Even (former?) Tea Party darling Marco Rubio (naively?) proposed a government-based retirement solution. And let’s not forget the states, who seek to override ERISA and create their own hodge-podge set of rules for allowing private parties to join the state retirement system. (Hmm, isn’t that why they created ERISA in the first place and, by the way, how well do you understand all those state-based 529 rules?)
It goes without saying the unintended consequence of these proposals will have a disastrous impact on the ability for Americans to save for retirement. Just look at the results the last time we fiddled with cutting back retirement savings incentives in the 1986 tax reform.
Annual contributions dropped dramatically. This hurt (and will again hurt) everyone, especially the low-wage employees it’s purported to help. Worse, it sacrifices future government revenues in exchange for buying votes – er – reducing the budget deficit today (sound familiar?).
One must seriously question the motives of any politician willing to take such a large risk with the future retirement of millions of workers when there’s a much safer and proven alternative available (401(k) MEPs).
Sure, laugh at me.
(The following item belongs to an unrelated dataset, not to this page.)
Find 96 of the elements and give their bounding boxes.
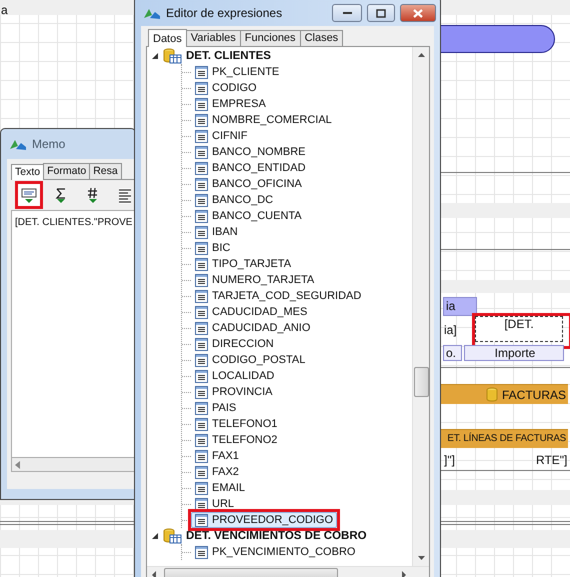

Say it’ll never happen. But remember this – didn’t you laugh eight years ago at the idea of anyone seriously considering nationalizing the nation’s health care industry? Not only did Washington pass this legislation, but key industry players, having found a way to profit from it, are enabling it. Why can’t the same thing happen to our retirement?
There is, however, reason to hope. Notice the one component of government left out of this discussion – the House. Nothing gets passed without the House. As long as we still have a bastion of die-hard Tea Party representatives influencing the majority’s leadership, it’s doubtful we will be nationalizing anything very soon.
Besides that, there’s an election in a couple of weeks. And we all have an opportunity to make our own individual choice. Let’s hope America hasn’t lost the spirit of self-responsibility.
After all, we don’t want to upset our Founding Fathers, do we?